João Indeciso continua a mostrar bastante indecisão. A conversa
prossegue, embora em tom baixo. João Indeciso olha para uma, depois para
outra, como que só respondendo: “É?”... “É?”...).
Narrador:
Agora vamos ver como estão Maria Ingênua e Juca Hipócrita.
(Entra em cena Maria Ingênua. Agora gestante, abatida ,
com olheiras e o braço enfaixado).
Narrador:
Como é que vai, Maria Ingênua?
Maria Ingênua:
(Numa falsa alegria)Vou bem!
Narrador:
Parece que a família vai aumentar? E seu marido?
Maria Ingênua:
É um doce comigo.
Narrador:
O que aconteceu com seu braço?
Maria Ingênua:
(Nervosa) V-você n-nem pense que foi o Juca Hipócrita. Aconteceu quando
eu… eu… eu caí.
Juca Hipócrita:
(De fora) (Bravo) Maria Ingênua, onde tá você, muié?
Maria Ingênua:
Já vou, queridinho.
Juca Hipócrita:
Venha logo, antes que eu te destronque o otro braço.
Maria Ingênua:
(Para o narrador) Eu sou feliz. E não me venha com esse papo de
jugo desigual.
Narrador:
M-mas Maria Ingênua...
Maria Ingênua:
(Tapando os ouvidos, não querendo ouvir) Lá-lá-lá-lá.
Juca Hipócrita:
(Num berro) Pare, muié! Você me deixa lôco com esta cantarola!
(Maria Ingênua sai de cena).
Maria Ingênua:
(De fora) Desculpa, meu doce!
Juca Hipócrita:
(De fora) (Furioso) Não me chame de “meu doce”!
Narrador:
Pobre Maria Ingênua. Vamos torcer para que João Indeciso não se
precipite como Maria Ingênua.
Joana Cristã:
João Indeciso, que Deus te ilumine na decisão que deve tomar.
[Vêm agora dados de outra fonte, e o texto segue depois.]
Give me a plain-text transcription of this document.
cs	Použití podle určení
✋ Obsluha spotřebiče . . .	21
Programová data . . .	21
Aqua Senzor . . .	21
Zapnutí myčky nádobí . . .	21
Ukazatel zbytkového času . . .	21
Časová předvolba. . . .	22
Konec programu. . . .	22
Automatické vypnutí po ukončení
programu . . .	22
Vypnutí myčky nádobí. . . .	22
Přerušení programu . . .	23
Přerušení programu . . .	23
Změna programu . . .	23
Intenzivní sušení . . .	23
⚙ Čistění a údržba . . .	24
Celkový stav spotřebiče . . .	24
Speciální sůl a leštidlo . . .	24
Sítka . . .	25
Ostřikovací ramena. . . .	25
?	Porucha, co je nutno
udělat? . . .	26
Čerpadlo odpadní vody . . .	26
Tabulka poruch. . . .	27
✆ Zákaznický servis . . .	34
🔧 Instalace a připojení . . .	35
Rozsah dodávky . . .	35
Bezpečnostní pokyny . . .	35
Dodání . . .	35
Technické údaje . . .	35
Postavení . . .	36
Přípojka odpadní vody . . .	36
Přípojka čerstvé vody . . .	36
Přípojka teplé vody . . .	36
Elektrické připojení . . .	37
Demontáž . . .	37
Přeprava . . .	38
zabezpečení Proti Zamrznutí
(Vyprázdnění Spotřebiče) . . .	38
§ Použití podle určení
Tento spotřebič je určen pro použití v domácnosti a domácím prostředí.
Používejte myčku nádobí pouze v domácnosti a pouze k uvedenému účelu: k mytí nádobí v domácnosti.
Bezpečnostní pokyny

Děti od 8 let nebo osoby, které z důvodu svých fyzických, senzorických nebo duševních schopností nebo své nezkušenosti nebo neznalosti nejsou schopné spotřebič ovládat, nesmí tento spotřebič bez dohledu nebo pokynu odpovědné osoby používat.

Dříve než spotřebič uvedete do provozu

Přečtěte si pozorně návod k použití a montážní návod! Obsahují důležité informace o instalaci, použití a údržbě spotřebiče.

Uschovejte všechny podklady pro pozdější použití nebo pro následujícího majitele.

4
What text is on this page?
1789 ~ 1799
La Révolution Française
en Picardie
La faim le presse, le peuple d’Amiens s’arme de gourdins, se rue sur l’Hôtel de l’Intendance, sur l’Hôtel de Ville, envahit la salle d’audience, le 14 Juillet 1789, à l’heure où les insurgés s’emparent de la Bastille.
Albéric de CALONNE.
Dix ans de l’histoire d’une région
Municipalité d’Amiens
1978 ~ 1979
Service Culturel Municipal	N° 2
Se você
não se decidir por mim, nem pense... (engolindo o choro, terminando a
frase com palavras quase indecifráveis) que eu vou chorar.
João Indeciso:
(Coçando a cabeça) Eu acho…
Joana Cristã:
(Censurando-o) João!
João Indeciso:
Eu amo você, Joana Cristã. Pois só com você é que Deus pode abençoar meu
namoro. Jesus será o elo de nosso amor.
Ana Mundana:
(Furiosa) Seus crentinhos! Colocam Jesus no meio de tudo!
Joana Cristã:
Se Jesus não estivesse no meio de cada assunto de nossa vida, a vida em
si não valeria nada.
Ana Mundana:
Lá vem ela com lorota! Vou me embora! (Espana-se, como para “limpar-se”
) Isso pode ser contagioso! (Correndo como uma louca, sai de cena) Bando
de fanáticos!
Joana Cristã:
Tchau, Ana Mundana!
SONOPLASTIA:
Marcha nupcial.
(De braços dados, João e Joana saem de cena).
Narrador:
E assim viveram felizes para sempre. Pelo menos o João e a Joana.